May 6, 2015
KALARI DARA, NEPAL – Jun Keri Darji’s husband died on a Saturday, a little more than a week ago.
He was hungry. Darji made rice, and the couple ate together.
Tired, he fell asleep on his bed.
“Noise came,” Darji says. “Everything started shaking.”
Darji shook her husband.
“Earthquake has come!” she says she told him.
He woke up.
“I jumped out of the room,” Darji says. “Everything collapsed. I saved myself, but I could not save him.”
That was April 25, the day a 7.8-magnitude earthquake destroyed huge swaths of Nepal and killed thousands of people.
Jeet Bahadur Darji was in his 70s – the family doesn’t know exactly when he was born. A tailor, he was the only breadwinner in a family of nine, including children and grandchildren, who lived together in a small hut.
He and his wife were alone in the hut when the earthquake struck.
Aftershocks shook the village repeatedly for three days. No one dared go into the house to retrieve Jeet Bahadur Dariji’s body for fear they too would be crushed. After the third day, neighbors helped the family remove his body from the rubble
“The roof had fallen on him,” says Bhoto Tamang, a villager and a member of the Tamang caste. “His head was hanging when we pulled out the body from the rubble.”
Kalari Dara is a village in the Nuwakot district of central Nepal. It sits on a hilltop at the end of a road estimated to be less than 100 kilometers (62 miles) from the epicenter of last week’s quake.
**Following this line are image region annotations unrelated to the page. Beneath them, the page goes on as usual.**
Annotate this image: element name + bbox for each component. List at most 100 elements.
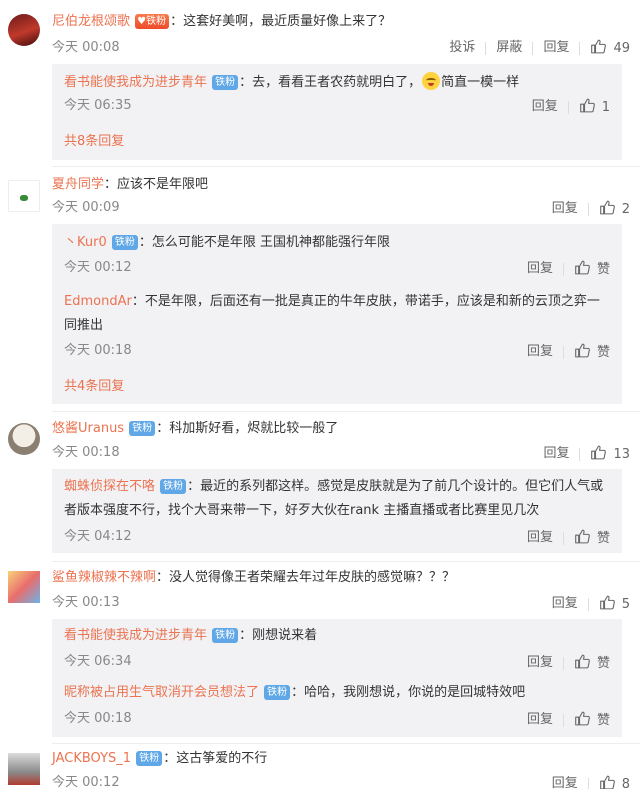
divider bbox=[562, 713, 564, 727]
thumbs-up-icon bbox=[599, 594, 616, 611]
reply-actions: 回复 赞 bbox=[527, 710, 610, 730]
like-button[interactable]: 8 bbox=[599, 774, 630, 789]
like-button[interactable]: 49 bbox=[590, 38, 630, 58]
comment-text: ：这套好美啊，最近质量好像上来了？ bbox=[170, 14, 392, 29]
comment-text: ：这古筝爱的不行 bbox=[163, 751, 268, 766]
thumbs-up-icon bbox=[574, 528, 591, 545]
username[interactable]: 看书能使我成为进步青年 bbox=[64, 75, 207, 90]
divider bbox=[562, 531, 564, 545]
like-button[interactable]: 2 bbox=[599, 199, 630, 219]
reply-content: 看书能使我成为进步青年 铁粉 ：刚想说来着 bbox=[64, 627, 317, 645]
reply-list: 看书能使我成为进步青年 铁粉 ：去，看看王者农药就明白了， 简直一模一样 今天 06… bbox=[52, 64, 622, 160]
like-button[interactable]: 赞 bbox=[574, 259, 610, 279]
avatar[interactable] bbox=[8, 423, 40, 455]
reply-button[interactable]: 回复 bbox=[552, 595, 578, 613]
reply-content: 昵称被占用生气取消开会员想法了 铁粉 ：哈哈，我刚想说，你说的是回城特效吧 bbox=[64, 684, 525, 702]
divider bbox=[562, 345, 564, 359]
thumbs-up-icon bbox=[574, 342, 591, 359]
block-button[interactable]: 屏蔽 bbox=[496, 39, 522, 57]
timestamp: 今天 00:18 bbox=[64, 343, 132, 358]
like-count: 5 bbox=[621, 597, 630, 612]
reply-content: 看书能使我成为进步青年 铁粉 ：去，看看王者农药就明白了， 简直一模一样 bbox=[64, 72, 519, 92]
comment-actions: 投诉 屏蔽 回复 49 bbox=[449, 38, 630, 58]
reply-button[interactable]: 回复 bbox=[527, 529, 553, 547]
like-button[interactable]: 赞 bbox=[574, 528, 610, 548]
username[interactable]: 尼伯龙根颂歌 bbox=[52, 14, 130, 29]
avatar[interactable] bbox=[8, 571, 40, 603]
comment-actions: 回复 2 bbox=[552, 199, 630, 219]
thumbs-up-icon bbox=[574, 653, 591, 670]
fan-badge: 铁粉 bbox=[212, 75, 239, 90]
like-button[interactable]: 5 bbox=[599, 594, 630, 614]
divider bbox=[587, 597, 589, 611]
report-button[interactable]: 投诉 bbox=[449, 39, 475, 57]
reply-content: 蜘蛛侦探在不咯 铁粉 ：最近的系列都这样。感觉是皮肤就是为了前几个设计的。但它们人… bbox=[64, 475, 609, 523]
reply-actions: 回复 赞 bbox=[527, 653, 610, 673]
comment-actions: 回复 13 bbox=[543, 444, 630, 464]
fan-badge: ♥铁粉 bbox=[135, 14, 170, 29]
like-button[interactable]: 赞 bbox=[574, 342, 610, 362]
like-button[interactable]: 赞 bbox=[574, 710, 610, 730]
divider bbox=[485, 41, 487, 55]
comment-divider bbox=[52, 743, 640, 744]
username[interactable]: 悠酱Uranus bbox=[52, 421, 124, 436]
timestamp: 今天 00:08 bbox=[52, 40, 120, 55]
reply-button[interactable]: 回复 bbox=[527, 260, 553, 278]
username[interactable]: 鲨鱼辣椒辣不辣啊 bbox=[52, 570, 156, 585]
avatar[interactable] bbox=[8, 14, 40, 46]
reply-actions: 回复 赞 bbox=[527, 259, 610, 279]
more-replies-link[interactable]: 共4条回复 bbox=[64, 378, 124, 396]
reply-text: ：怎么可能不是年限 王国机神都能强行年限 bbox=[138, 235, 391, 250]
avatar-dot bbox=[20, 195, 28, 201]
like-count: 赞 bbox=[596, 262, 610, 277]
fan-badge: 铁粉 bbox=[264, 685, 291, 700]
reply-list: 蜘蛛侦探在不咯 铁粉 ：最近的系列都这样。感觉是皮肤就是为了前几个设计的。但它们人… bbox=[52, 469, 622, 553]
fan-badge: 铁粉 bbox=[160, 479, 187, 494]
like-count: 8 bbox=[621, 777, 630, 789]
username[interactable]: 夏舟同学 bbox=[52, 177, 104, 192]
comment-divider bbox=[52, 411, 640, 412]
fan-badge: 铁粉 bbox=[111, 235, 138, 250]
thumbs-up-icon bbox=[599, 199, 616, 216]
username[interactable]: JACKBOYS_1 bbox=[52, 751, 131, 766]
like-count: 49 bbox=[613, 41, 630, 56]
timestamp: 今天 00:12 bbox=[64, 260, 132, 275]
username[interactable]: 昵称被占用生气取消开会员想法了 bbox=[64, 685, 259, 700]
like-count: 2 bbox=[621, 202, 630, 217]
reply-button[interactable]: 回复 bbox=[532, 98, 558, 116]
reply-button[interactable]: 回复 bbox=[552, 200, 578, 218]
like-button[interactable]: 赞 bbox=[574, 653, 610, 673]
reply-list: 看书能使我成为进步青年 铁粉 ：刚想说来着 今天 06:34 回复 赞 昵称被占用… bbox=[52, 619, 622, 737]
divider bbox=[562, 262, 564, 276]
comment-content: JACKBOYS_1 铁粉 ：这古筝爱的不行 bbox=[52, 750, 267, 768]
comment-content: 鲨鱼辣椒辣不辣啊：没人觉得像王者荣耀去年过年皮肤的感觉嘛？？？ bbox=[52, 569, 455, 587]
comment-content: 夏舟同学：应该不是年限吧 bbox=[52, 176, 208, 194]
reply-content: 丶Kur0 铁粉 ：怎么可能不是年限 王国机神都能强行年限 bbox=[64, 234, 390, 252]
reply-button[interactable]: 回复 bbox=[543, 39, 569, 57]
like-count: 赞 bbox=[596, 345, 610, 360]
divider bbox=[532, 41, 534, 55]
like-count: 赞 bbox=[596, 713, 610, 728]
divider bbox=[567, 100, 569, 114]
like-button[interactable]: 1 bbox=[579, 97, 610, 117]
username[interactable]: EdmondAr bbox=[64, 294, 132, 309]
more-replies-link[interactable]: 共8条回复 bbox=[64, 133, 124, 151]
username[interactable]: 看书能使我成为进步青年 bbox=[64, 628, 207, 643]
timestamp: 今天 06:34 bbox=[64, 654, 132, 669]
reply-button[interactable]: 回复 bbox=[527, 654, 553, 672]
reply-button[interactable]: 回复 bbox=[527, 711, 553, 729]
reply-actions: 回复 赞 bbox=[527, 528, 610, 548]
reply-actions: 回复 赞 bbox=[527, 342, 610, 362]
reply-button[interactable]: 回复 bbox=[527, 343, 553, 361]
like-count: 1 bbox=[601, 100, 610, 115]
thumbs-up-icon bbox=[574, 710, 591, 727]
avatar[interactable] bbox=[8, 753, 40, 785]
reply-button[interactable]: 回复 bbox=[543, 445, 569, 463]
like-button[interactable]: 13 bbox=[590, 444, 630, 464]
comment-text: ：应该不是年限吧 bbox=[104, 177, 209, 192]
username[interactable]: 蜘蛛侦探在不咯 bbox=[64, 479, 155, 494]
avatar[interactable] bbox=[8, 180, 40, 212]
username[interactable]: 丶Kur0 bbox=[64, 235, 107, 250]
reply-button[interactable]: 回复 bbox=[552, 775, 578, 789]
thumbs-up-icon bbox=[599, 774, 616, 789]
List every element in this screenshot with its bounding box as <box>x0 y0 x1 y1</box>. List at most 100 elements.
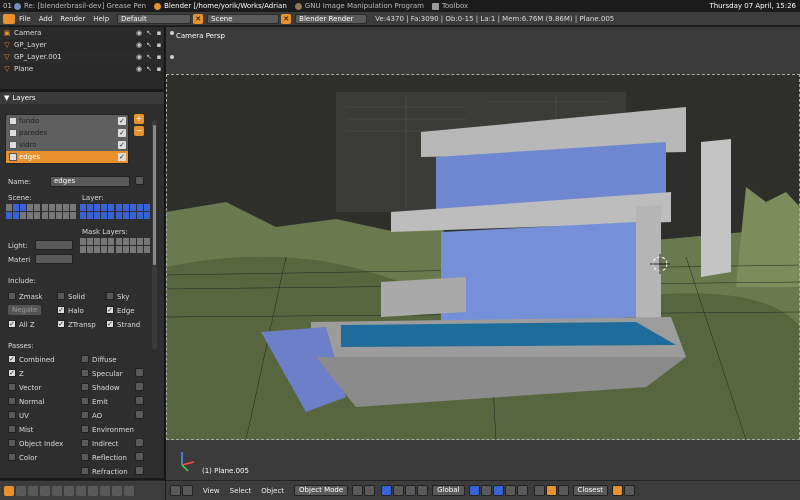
render-icon[interactable]: ▪ <box>154 29 164 37</box>
render-layer-grid-2[interactable] <box>116 204 150 219</box>
indirect-pass-checkbox[interactable] <box>81 439 89 447</box>
material-override-field[interactable] <box>35 254 73 264</box>
render-icon[interactable]: ▪ <box>154 41 164 49</box>
normal-pass-checkbox[interactable] <box>8 397 16 405</box>
edge-checkbox[interactable]: ✓ <box>106 306 114 314</box>
close-scene-icon[interactable]: ✕ <box>281 13 292 24</box>
scene-field[interactable]: Scene <box>207 13 280 24</box>
task-toolbox[interactable]: Toolbox <box>431 2 468 10</box>
eye-icon[interactable]: ◉ <box>134 29 144 37</box>
scene-layers-grid-2[interactable] <box>42 204 76 219</box>
layer-enable-checkbox[interactable]: ✓ <box>118 141 126 149</box>
sky-checkbox[interactable] <box>106 292 114 300</box>
menu-render[interactable]: Render <box>60 15 85 23</box>
render-context-icon[interactable] <box>4 485 14 496</box>
menu-view[interactable]: View <box>203 487 220 495</box>
layer-button-icon[interactable] <box>492 485 504 496</box>
eye-icon[interactable]: ◉ <box>134 41 144 49</box>
negate-button[interactable]: Negate <box>8 305 42 315</box>
vector-pass-checkbox[interactable] <box>8 383 16 391</box>
cursor-icon[interactable]: ↖ <box>144 53 154 61</box>
object-index-pass-checkbox[interactable] <box>8 439 16 447</box>
manipulator-toggle-icon[interactable] <box>381 485 393 496</box>
translate-manipulator-icon[interactable] <box>393 485 405 496</box>
render-engine-select[interactable]: Blender Render <box>295 13 368 24</box>
task-email[interactable]: Re: [blenderbrasil-dev] Grease Pen <box>14 2 146 10</box>
cursor-icon[interactable]: ↖ <box>144 41 154 49</box>
menu-file[interactable]: File <box>19 15 31 23</box>
menu-help[interactable]: Help <box>93 15 109 23</box>
cursor-icon[interactable]: ↖ <box>144 65 154 73</box>
z-pass-checkbox[interactable]: ✓ <box>8 369 16 377</box>
refraction-exclude-toggle[interactable] <box>135 466 144 475</box>
render-layer-item[interactable]: paredes ✓ <box>6 127 128 139</box>
menu-add[interactable]: Add <box>39 15 53 23</box>
render-layer-item[interactable]: vidro ✓ <box>6 139 128 151</box>
task-gimp[interactable]: GNU Image Manipulation Program <box>294 2 424 10</box>
eye-icon[interactable]: ◉ <box>134 53 144 61</box>
render-icon[interactable]: ▪ <box>154 65 164 73</box>
particles-context-icon[interactable] <box>112 485 122 496</box>
ao-exclude-toggle[interactable] <box>135 410 144 419</box>
layer-enable-checkbox[interactable]: ✓ <box>118 129 126 137</box>
rotate-manipulator-icon[interactable] <box>405 485 417 496</box>
shadow-exclude-toggle[interactable] <box>135 382 144 391</box>
indirect-exclude-toggle[interactable] <box>135 438 144 447</box>
layer-enable-checkbox[interactable]: ✓ <box>118 117 126 125</box>
outliner-item-plane[interactable]: ▽ Plane ◉ ↖ ▪ <box>0 63 164 75</box>
add-layer-button[interactable]: + <box>134 114 144 124</box>
transform-orientation-select[interactable]: Global <box>432 485 465 496</box>
combined-pass-checkbox[interactable]: ✓ <box>8 355 16 363</box>
texture-context-icon[interactable] <box>100 485 110 496</box>
solid-checkbox[interactable] <box>57 292 65 300</box>
cursor-icon[interactable]: ↖ <box>144 29 154 37</box>
layer-render-toggle[interactable] <box>135 176 144 185</box>
layer-button-icon[interactable] <box>468 485 480 496</box>
ztransp-checkbox[interactable]: ✓ <box>57 320 65 328</box>
layer-button-icon[interactable] <box>504 485 516 496</box>
layer-enable-checkbox[interactable]: ✓ <box>118 153 126 161</box>
snap-element-icon[interactable] <box>557 485 569 496</box>
task-blender[interactable]: Blender [/home/yorik/Works/Adrian <box>154 2 287 10</box>
editor-type-icon[interactable] <box>3 13 15 24</box>
shading-mode-icon[interactable] <box>352 485 364 496</box>
refraction-pass-checkbox[interactable] <box>81 467 89 475</box>
render-preview-icon[interactable] <box>611 485 623 496</box>
remove-layer-button[interactable]: − <box>134 126 144 136</box>
scene-layers-grid[interactable] <box>6 204 40 219</box>
layers-panel-header[interactable]: ▼ Layers <box>0 92 164 104</box>
outliner-item-gp-layer-001[interactable]: ▽ GP_Layer.001 ◉ ↖ ▪ <box>0 51 164 63</box>
halo-checkbox[interactable]: ✓ <box>57 306 65 314</box>
close-screen-icon[interactable]: ✕ <box>193 13 204 24</box>
layer-name-field[interactable]: edges <box>50 176 130 187</box>
layer-button-icon[interactable] <box>516 485 528 496</box>
reflection-exclude-toggle[interactable] <box>135 452 144 461</box>
strand-checkbox[interactable]: ✓ <box>106 320 114 328</box>
outliner-item-camera[interactable]: ▣ Camera ◉ ↖ ▪ <box>0 27 164 39</box>
ao-pass-checkbox[interactable] <box>81 411 89 419</box>
editor-type-icon[interactable] <box>170 485 181 496</box>
menu-select[interactable]: Select <box>230 487 252 495</box>
interaction-mode-select[interactable]: Object Mode <box>294 485 349 496</box>
emit-exclude-toggle[interactable] <box>135 396 144 405</box>
data-context-icon[interactable] <box>76 485 86 496</box>
mask-layers-grid-2[interactable] <box>116 238 150 253</box>
menu-object[interactable]: Object <box>261 487 284 495</box>
uv-pass-checkbox[interactable] <box>8 411 16 419</box>
mask-layers-grid[interactable] <box>80 238 114 253</box>
light-override-field[interactable] <box>35 240 73 250</box>
screen-layout-field[interactable]: Default <box>117 13 192 24</box>
lock-camera-icon[interactable] <box>533 485 545 496</box>
render-animation-icon[interactable] <box>623 485 635 496</box>
diffuse-pass-checkbox[interactable] <box>81 355 89 363</box>
all-z-checkbox[interactable]: ✓ <box>8 320 16 328</box>
workspace-number[interactable]: 01 <box>0 2 14 10</box>
panel-scrollbar[interactable] <box>152 120 157 350</box>
material-context-icon[interactable] <box>88 485 98 496</box>
reflection-pass-checkbox[interactable] <box>81 453 89 461</box>
render-layer-item[interactable]: fundo ✓ <box>6 115 128 127</box>
physics-context-icon[interactable] <box>124 485 134 496</box>
snap-target-select[interactable]: Closest <box>572 485 608 496</box>
color-pass-checkbox[interactable] <box>8 453 16 461</box>
3d-viewport[interactable]: Camera Persp (1) Plane.005 <box>166 27 800 480</box>
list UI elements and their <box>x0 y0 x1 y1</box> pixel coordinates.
It is home to about 120 families, a mix of the Damai, Bahun and Tamang castes.
Jeet Bahadur Darji, whose family belongs to the Damai caste, was the only person in Kalari Dara killed in the earthquake.
Because the Damai are an “untouchable” caste, members of other castes would not ordinarily enter their homes. In this case, however, villagers of other castes put custom aside and helped Jeet Bahadur Darji’s family recover his body.
“Although the family is Damai, we did not care,” Tamang says. “Bahuns and Tamangs came together and helped.”
The chaos of the earthquake and its aftershocks prevented the villagers from cremating Jeet Bahadur Darji’s body according to custom, Tamang says.
“We carried the body and buried it,” he says.
Jun Keri Darji, 48, says she removed her bangle bracelets and necklace and dropped them in her husband’s grave.
“It was nice of the villagers to help us,” Jun Keri Darji says. “All I did was cry.”
According to custom, she and her family will mourn for 13 days and wear white for a year.
The Darji family also lost its house, a sewing machine – essential for Jeet Bahadur Darji’s trade – and six goats in the quake.
In its relief effort, the Belkot Village Development Committee, the local administrative body that oversees the area, gave the Darji family a plastic sheet –intended to be used as a tent – and a sack of rice.
Jun Keri Darji doesn’t know how the family will carry on.
“How are we going to eat?” she asks. “No one else in the family can do tailoring.”
Sankha Darji, the oldest son, helps around the house; he has no job. His wife and three daughters live with the extended family. The youngest son works in Malaysia; his wife and son lived in the family home, too.
“We don’t have a place to stay,” Jun Keri Darji says. “We don’t have a person to feed us. And now we have no food to eat.”
Jun Keri Darji sits on a heap of hay in a shelter her family constructed from scavenged tin sheets and cardboard. Her eyes are cast down on the bare earth. She is covered in white cloth, as is her elder son, Sankha Darji, 28, who sits beside her. They are in mourning.
She quivers every time her husband’s name is mentioned. When she talks about his death, she pauses. She draws small breaths, saying it is hard for her to acknowledge that he is gone.